Cette année Sylvie Boutley s’est attelée à la dernière nouvelle de Kafka, « Joséphine la cantatrice ou le Peuple des souris », un texte assez énigmatique et sinueux, publié dans une revue pragoise en avril 1924 pour subvenir aux frais de sanatorium et ajouté au recueil posthume « Un artiste de la faim », sorte d’autoportrait au vitriol de l’artiste.
Sylvie Boutley compose une mise en scène à l’image du texte, complexe, abstraite et symbolique, qui dévoile avec progression et jubilation les méandres de la pensée kafkaïenne. Elle n’illustre pas le texte, elle le tord et le dissèque dans toute sa précision, dans ses redites inlassables et ses inquiétantes obsessions. Miroir féminin de Joseph K, qui est donc cette mystérieuse et autoritaire Joséphine au chant puissant, cette étrange cantatrice au nom d’impératrice ? Mais chante-t-elle réellement ? N’émet-elle pas plutôt un sifflement ? Quel est alors ce sifflement unique et fragile qui attire un peuple « pourtant peu enclin à la musique » ? (ce qui prête à sourire si l’on songe aux génies de la musique qu’a enfanté la patrie de Goethe et de Schiller).

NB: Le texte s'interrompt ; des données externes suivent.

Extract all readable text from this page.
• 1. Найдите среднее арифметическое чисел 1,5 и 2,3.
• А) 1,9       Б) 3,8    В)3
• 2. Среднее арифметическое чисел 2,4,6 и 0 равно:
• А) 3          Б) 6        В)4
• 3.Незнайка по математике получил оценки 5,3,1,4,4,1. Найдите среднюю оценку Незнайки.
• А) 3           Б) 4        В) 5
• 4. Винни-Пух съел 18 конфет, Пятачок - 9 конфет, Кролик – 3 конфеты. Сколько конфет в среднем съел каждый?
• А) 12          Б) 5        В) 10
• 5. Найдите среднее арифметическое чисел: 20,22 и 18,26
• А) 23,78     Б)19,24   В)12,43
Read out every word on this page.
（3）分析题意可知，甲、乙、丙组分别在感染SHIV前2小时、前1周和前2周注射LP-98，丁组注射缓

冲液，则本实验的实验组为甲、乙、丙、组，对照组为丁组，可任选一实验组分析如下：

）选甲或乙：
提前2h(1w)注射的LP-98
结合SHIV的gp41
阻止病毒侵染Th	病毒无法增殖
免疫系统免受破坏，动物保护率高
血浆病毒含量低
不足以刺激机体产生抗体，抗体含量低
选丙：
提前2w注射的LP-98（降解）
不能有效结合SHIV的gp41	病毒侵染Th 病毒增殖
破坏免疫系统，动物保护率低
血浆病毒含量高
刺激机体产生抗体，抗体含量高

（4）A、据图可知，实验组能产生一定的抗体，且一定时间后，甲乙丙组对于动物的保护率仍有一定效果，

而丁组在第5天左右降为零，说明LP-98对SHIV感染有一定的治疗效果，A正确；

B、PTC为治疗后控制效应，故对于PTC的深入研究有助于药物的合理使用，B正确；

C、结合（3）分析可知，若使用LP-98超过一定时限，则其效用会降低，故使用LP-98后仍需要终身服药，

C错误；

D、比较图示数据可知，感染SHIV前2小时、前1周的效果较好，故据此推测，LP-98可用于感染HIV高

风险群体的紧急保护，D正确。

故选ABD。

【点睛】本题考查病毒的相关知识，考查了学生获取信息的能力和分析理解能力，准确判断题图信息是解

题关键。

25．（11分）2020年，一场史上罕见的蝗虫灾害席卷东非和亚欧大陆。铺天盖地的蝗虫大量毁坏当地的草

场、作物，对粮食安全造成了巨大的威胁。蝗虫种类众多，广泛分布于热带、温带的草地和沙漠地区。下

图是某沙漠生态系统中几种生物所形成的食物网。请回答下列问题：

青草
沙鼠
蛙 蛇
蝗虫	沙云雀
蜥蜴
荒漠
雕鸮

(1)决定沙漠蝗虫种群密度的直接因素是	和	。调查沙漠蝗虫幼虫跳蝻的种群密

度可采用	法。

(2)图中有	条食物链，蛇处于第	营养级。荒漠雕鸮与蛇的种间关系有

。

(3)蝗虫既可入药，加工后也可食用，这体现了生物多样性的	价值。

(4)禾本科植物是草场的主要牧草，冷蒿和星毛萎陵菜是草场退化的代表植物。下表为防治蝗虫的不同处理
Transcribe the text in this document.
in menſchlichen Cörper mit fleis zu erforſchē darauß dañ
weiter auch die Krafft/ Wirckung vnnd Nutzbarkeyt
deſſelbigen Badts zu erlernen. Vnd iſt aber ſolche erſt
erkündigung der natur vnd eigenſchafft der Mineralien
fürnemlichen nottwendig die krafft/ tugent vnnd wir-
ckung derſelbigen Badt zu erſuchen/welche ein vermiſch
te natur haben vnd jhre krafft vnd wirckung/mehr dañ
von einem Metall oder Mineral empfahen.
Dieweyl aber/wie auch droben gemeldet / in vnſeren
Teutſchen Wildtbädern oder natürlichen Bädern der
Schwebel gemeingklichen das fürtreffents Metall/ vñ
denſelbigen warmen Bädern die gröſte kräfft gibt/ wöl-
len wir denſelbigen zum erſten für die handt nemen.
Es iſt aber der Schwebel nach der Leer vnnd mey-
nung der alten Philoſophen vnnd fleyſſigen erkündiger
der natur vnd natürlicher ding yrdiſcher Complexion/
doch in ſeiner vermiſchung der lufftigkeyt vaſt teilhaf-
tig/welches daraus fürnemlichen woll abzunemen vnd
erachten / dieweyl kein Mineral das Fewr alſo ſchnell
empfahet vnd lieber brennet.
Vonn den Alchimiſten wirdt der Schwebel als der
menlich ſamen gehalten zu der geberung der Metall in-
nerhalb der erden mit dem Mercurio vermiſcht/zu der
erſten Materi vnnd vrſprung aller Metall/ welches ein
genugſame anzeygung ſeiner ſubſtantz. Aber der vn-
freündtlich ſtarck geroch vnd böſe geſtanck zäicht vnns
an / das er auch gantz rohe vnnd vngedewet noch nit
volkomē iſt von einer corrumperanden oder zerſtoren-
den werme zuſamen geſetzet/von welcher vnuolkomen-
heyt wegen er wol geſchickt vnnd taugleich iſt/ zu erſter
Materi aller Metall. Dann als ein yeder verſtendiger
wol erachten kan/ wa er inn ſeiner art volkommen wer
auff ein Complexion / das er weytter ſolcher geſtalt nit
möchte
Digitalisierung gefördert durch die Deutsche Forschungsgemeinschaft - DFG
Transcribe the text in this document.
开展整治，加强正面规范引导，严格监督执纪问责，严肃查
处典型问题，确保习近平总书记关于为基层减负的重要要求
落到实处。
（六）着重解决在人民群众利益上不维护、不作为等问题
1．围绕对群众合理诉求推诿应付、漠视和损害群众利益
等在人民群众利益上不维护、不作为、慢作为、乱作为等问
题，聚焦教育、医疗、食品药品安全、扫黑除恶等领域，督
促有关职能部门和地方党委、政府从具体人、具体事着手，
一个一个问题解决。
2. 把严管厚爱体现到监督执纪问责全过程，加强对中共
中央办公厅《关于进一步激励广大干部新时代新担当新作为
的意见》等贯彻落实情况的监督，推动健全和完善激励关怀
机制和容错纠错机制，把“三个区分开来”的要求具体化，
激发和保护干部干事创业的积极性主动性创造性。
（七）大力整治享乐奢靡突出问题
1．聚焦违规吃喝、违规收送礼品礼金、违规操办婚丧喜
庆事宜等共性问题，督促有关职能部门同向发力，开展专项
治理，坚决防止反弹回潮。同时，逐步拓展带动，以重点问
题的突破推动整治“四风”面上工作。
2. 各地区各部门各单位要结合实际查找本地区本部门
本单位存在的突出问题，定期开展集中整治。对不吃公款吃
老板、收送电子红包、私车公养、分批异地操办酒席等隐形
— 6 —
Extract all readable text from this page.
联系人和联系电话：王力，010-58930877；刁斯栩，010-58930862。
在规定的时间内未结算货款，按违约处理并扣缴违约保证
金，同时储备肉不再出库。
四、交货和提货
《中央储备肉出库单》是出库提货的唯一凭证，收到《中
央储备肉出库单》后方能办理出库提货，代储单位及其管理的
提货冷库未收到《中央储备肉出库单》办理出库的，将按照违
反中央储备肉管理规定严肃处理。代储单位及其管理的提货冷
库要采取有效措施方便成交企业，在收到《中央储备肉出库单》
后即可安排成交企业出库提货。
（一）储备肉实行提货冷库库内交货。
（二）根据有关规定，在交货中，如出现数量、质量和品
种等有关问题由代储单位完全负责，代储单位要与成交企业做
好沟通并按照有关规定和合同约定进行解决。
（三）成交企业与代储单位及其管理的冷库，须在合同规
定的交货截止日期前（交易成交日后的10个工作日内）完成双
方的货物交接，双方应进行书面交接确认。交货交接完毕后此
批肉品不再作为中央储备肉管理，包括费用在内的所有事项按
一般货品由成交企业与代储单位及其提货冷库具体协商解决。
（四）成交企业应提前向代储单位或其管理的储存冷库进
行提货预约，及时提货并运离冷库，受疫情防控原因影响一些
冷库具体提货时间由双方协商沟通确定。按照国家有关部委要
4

Certains commentateurs y ont vu une image de Kafka lui-même et de son art, modeste, écrasant et irremplaçable. Ou celle de la censure artistique en temps de dictature et de l’autoaliénation d’un peuple qui vénère ses bourreaux ? De ce texte qui soulève mille questions, tisse mille énigmes, Sylvie Boutley parvient à rendre visibles les métaphores, à démanteler les réseaux et défaire les nœuds. Le texte est envisagé comme des cubes qui s’emboîtent, jusqu’à parvenir en son centre à une petite noix, que Mathilde Dromard casse avec jubilation ; ou comme un puzzle que l’on reconstitue au fil du récit, pièce par pièce.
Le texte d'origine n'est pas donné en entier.